The return of world stocks to record highs looked set to be delayed for another day as stalemate in US stimulus talks, trade war angst in both Europe and China and the COVID-19 pandemic all reined the bulls back.

A leap from Japan’s Nikkei in Asia after Wall Street’s S&P 500 had finished just points off its record high had bolstered hopes of a breakthrough, but Europe had other ideas.

The STOXX 600 was on course to snap a four-day winning streak after Washington said it would maintain 15 per cent tariffs on planes and 25 per cent tariffs on other European goods, while tourism giant TUI sank 4 per cent as it reported an eye-watering 1.1 billion euro loss.

“Although people think things are getting better, there is still so much uncertainty,” said Louise Dudley, a portfolio manager at Federated Hermes in London.

The global rally has seen MSCI’s world index rise 50 per cent since its March lows to stand just 1.4 per cent off its all-time high. Dudley said it still had room to run, especially with companies cutting costs and working-from-home arrangements helping high-flying tech and internet stocks.

In the currency and bond markets, normal service resumed as a decline in hopes for a compromise between Republicans and Democrats over additional stimulus for the US economy pushed the dollar down 0.3 per cent against most of its peers.

A selloff in benchmark government bond markets also eased, as investors digested the biggest ever 10-year US debt sale and some surprisingly strong US inflation figures.

Benchmark German 10-year government yields were down 1.2 basis points at -0.45 per cent.
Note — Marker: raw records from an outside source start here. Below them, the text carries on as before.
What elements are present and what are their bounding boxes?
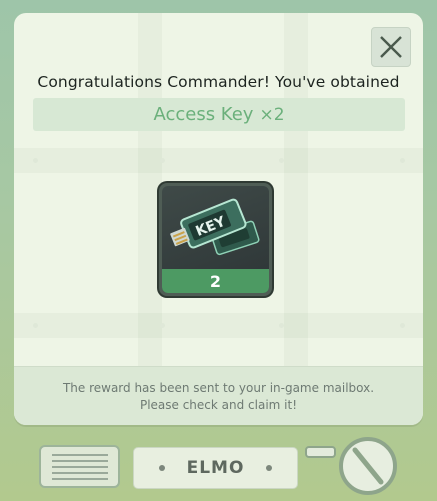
dialog-title: Congratulations Commander! You've obtain… [37, 73, 400, 91]
reward-dialog: Congratulations Commander! You've obtain… [14, 13, 423, 425]
dismiss-button[interactable] [338, 436, 398, 496]
menu-line-icon [51, 471, 108, 474]
reward-item-slot[interactable]: KEY 2 [159, 183, 272, 296]
access-key-icon: KEY [170, 198, 260, 256]
plate-dot [266, 465, 273, 471]
grid-dot [400, 323, 405, 328]
item-count: 2 [162, 269, 269, 293]
menu-line-icon [51, 459, 108, 462]
grid-dot [33, 323, 38, 328]
menu-line-icon [51, 453, 108, 456]
close-icon [380, 36, 402, 58]
grid-dot [33, 158, 38, 163]
small-console-button[interactable] [305, 446, 336, 458]
plate-dot [158, 465, 165, 471]
grid-dot [279, 158, 284, 163]
name-plate: ELMO [133, 447, 298, 489]
grid-dot [400, 158, 405, 163]
close-button[interactable] [371, 27, 411, 67]
grid-dot [160, 323, 165, 328]
grid-dot [279, 323, 284, 328]
menu-line-icon [51, 465, 108, 468]
reward-quantity: ×2 [259, 104, 285, 125]
prohibited-icon [339, 437, 397, 495]
reward-summary: Access Key ×2 [33, 98, 405, 131]
player-name: ELMO [186, 458, 245, 478]
menu-button[interactable] [39, 445, 120, 488]
grid-dot [160, 158, 165, 163]
menu-line-icon [51, 477, 108, 480]
mailbox-notice: The reward has been sent to your in-game… [14, 366, 423, 425]
reward-name: Access Key [153, 104, 254, 125]
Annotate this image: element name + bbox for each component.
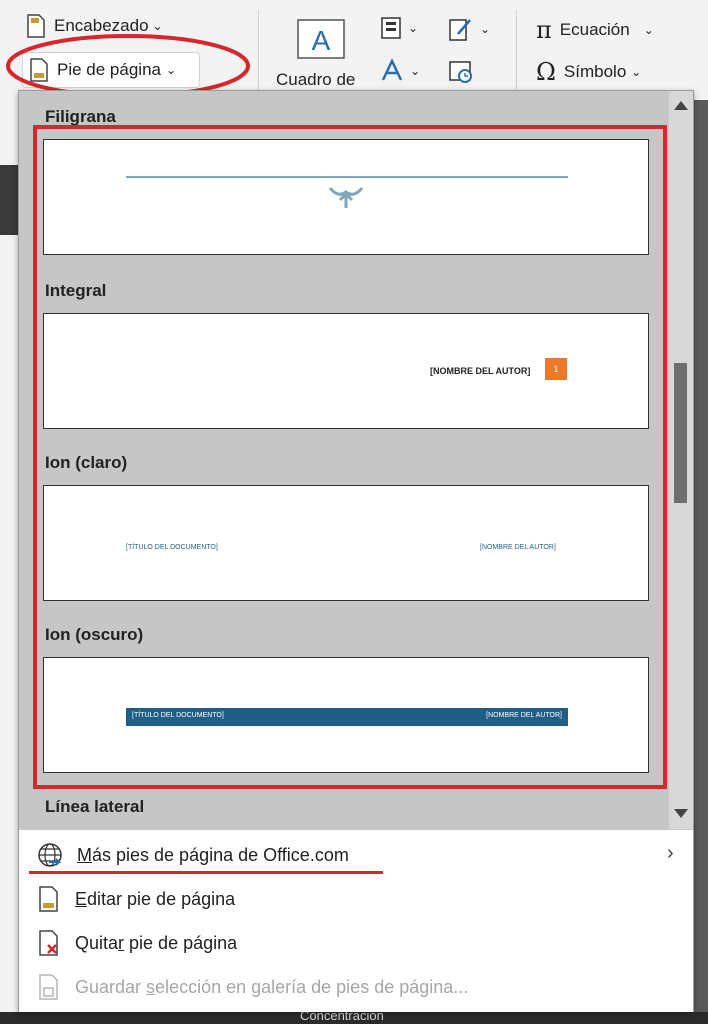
section-title: Filigrana <box>45 107 116 126</box>
ribbon: Encabezado ⌄ Pie de página ⌄ A Cuadro de… <box>0 0 708 100</box>
more-footers-accesskey: M <box>77 844 92 865</box>
status-bar: Concentración <box>0 1008 708 1024</box>
author-placeholder: [NOMBRE DEL AUTOR] <box>480 544 556 551</box>
page-number-badge: 1 <box>545 358 567 380</box>
edit-footer-accesskey: E <box>75 888 88 909</box>
scroll-down-icon[interactable] <box>674 809 688 818</box>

Consumer prices there, harmonised for comparability with other European countries, were confirmed down 0.5 per cent in July from the previous month.

Traders will be watching for the US initial jobless claims later in the day, with economists polled by Reuters expecting a fall.

“The volatility of yields is just a reality that we have to deal with at the moment.” said Brian Jacobsen, at Wells Fargo Asset Management.

Central banks like the US Federal Reserve are “not going to take the punch bowl away this time”, he said. “In fact, they are going to wait until the party is very much over until they take it away.”

In Asia, Japanese stocks were the main mover, soaring 1.8 per cent to a six-month peak on gains from chip firms.

Markets are still eagerly awaiting a breakthrough in wrangling over the next US stimulus package, though with little sign of progress the euro poked back above $US1.18 and Turkey’s troubled lira was able to grab some respite.

The Australian dollar nudged ahead too after better-than-expected jobs figures – though the fact that unemployment topped a million for the first time ever capped gains.

Australia was also the outlier in regional equity markets, with selling of communications giant Telstra after a profit plunge dragging on the index.

Korea’s Kospi led gains in other markets outside Japan, rising 0.7 per cent to a two-year high, while in commodities, oil mostly clung to solid gains made overnight when a drop in US crude inventories spurred hopes that fuel demand is recovering.

Brent crude futures were last 0.2 per cent softer at $US45.33 a barrel which was roughly where it was before COVID-19 began to spread out of Asia, while US crude dipped by the same margin to $US42.60 a barrel.

“People are looking at the glass half full, and testing the waters,” said Bank of Singapore currency analyst Moh Siong Sim.